Heat transfer occurs at the surface requiring the bringing of massive amounts of cold water to the platform deck to condense the working fluid.

These cold water pipes are 1000 meters long and have a diameter as great as 10 meters. The weight of such massive equipment mandates that the platforms that support them must also be great and therefore costly.

Marine life entrained in these massive flows is adversely impacted and the drop in pressure releases dissolved carbon dioxide into the atmosphere from the cold water.

GWMM OTEC uses a closed cycle which transfers heat in a heat pipe - by evaporation and condensation – which permits much larger and faster heat transfers per kilogram of fluid than can be obtained using water.

It then recycles the latent heat of condensation of the vapor in a counter-current flow arrangement which limits the amount of heat that is extracted from the surface as well as the amount of heat dumped to the depths.

This closed system overcomes the environmental problems inherent with conventional methods and greatly reduces the size and cost of the equipment required – the largest diameter pipes are in the range of two meters.

Vapor is condensed at depth in cold water limiting the biofouling problem and the absorption of the latent heat of condensation by the fluid returning to the surface occurs internally.

In many locations OTEC power can be produced within 5000 km of energy markets which can then be accessed using HVDC cabling with a conveyance loss of less than 10%.

Converting liquid volume to gas is one of the three ways GWMM OTEC addresses sea level rise – one of the greatest risks of global warming.

The other two are:
* Reducing thermal expansion of the oceans by converting heat to productive energy, and
* Moving liquid volume - in the form of desalinated water - to productive terrestrial use.

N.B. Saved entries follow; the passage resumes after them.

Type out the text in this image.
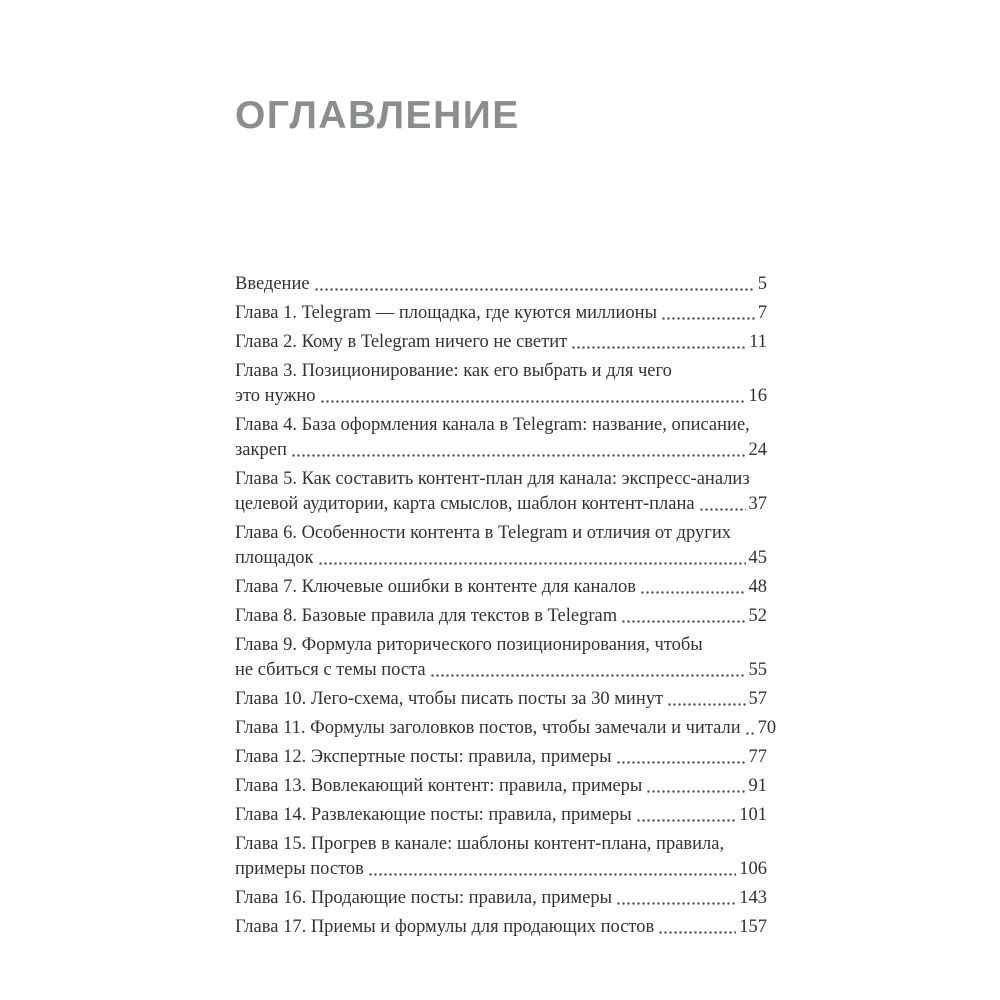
ОГЛАВЛЕНИЕ
Введение	5
Глава 1. Telegram — площадка, где куются миллионы	7
Глава 2. Кому в Telegram ничего не светит	11
Глава 3. Позиционирование: как его выбрать и для чего
это нужно	16
Глава 4. База оформления канала в Telegram: название, описание,
закреп	24
Глава 5. Как составить контент-план для канала: экспресс-анализ
целевой аудитории, карта смыслов, шаблон контент-плана	37
Глава 6. Особенности контента в Telegram и отличия от других
площадок	45
Глава 7. Ключевые ошибки в контенте для каналов	48
Глава 8. Базовые правила для текстов в Telegram	52
Глава 9. Формула риторического позиционирования, чтобы
не сбиться с темы поста	55
Глава 10. Лего-схема, чтобы писать посты за 30 минут	57
Глава 11. Формулы заголовков постов, чтобы замечали и читали 70
Глава 12. Экспертные посты: правила, примеры	77
Глава 13. Вовлекающий контент: правила, примеры	91
Глава 14. Развлекающие посты: правила, примеры	101
Глава 15. Прогрев в канале: шаблоны контент-плана, правила,
примеры постов	106
Глава 16. Продающие посты: правила, примеры	143
Глава 17. Приемы и формулы для продающих постов	157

The durability of this system is enhanced by reduced volume and enhanced buoyancy and a dual gimbal design that allows the surface platform to ride out a storm while the heat pipe remains vertical.

There is also the potential for the submergence of this kind of platform in the face of oncoming storms or for it to operate permanently below the wave action.

GWMM OTEC is a solution to the problem of massive land use required by solar and wind arrays as well as their visual blight.

GWMM OTEC is scalable because the only limiting factor is the speed of return of the condensed low boiling point fluid to the surface.

(A pipe of .2 meters diameter can return 4x as much fluid as one of .1 meter)

To produce 50 MW of power requires the boiling of 4 M3 per second which can be replenished by a pipe of .1m diameter.

The dimensions of the rest of the system, except for the axial turbine, are little changed.

Because OTEC can operate at near 100% capacity, annual power production will average three times that of solar and wind per unit of power capacity.

Capital cost reduction is the principle requirement to make OTEC successful.

GWMM-OTEC reduces conventional costs by at least 30% and increases thermodynamic efficiency by 15% bringing this source of energy in line economically with fossil-fuel based power plants and nuclear energy.

The simplicity of GWMM OTEC platforms makes them 95% reliable over a 30 year life span and considering operational costs are minimal and fuel costs are non existent, GWMM OTEC is an extremely attractive alternative to solving the clean energy problem.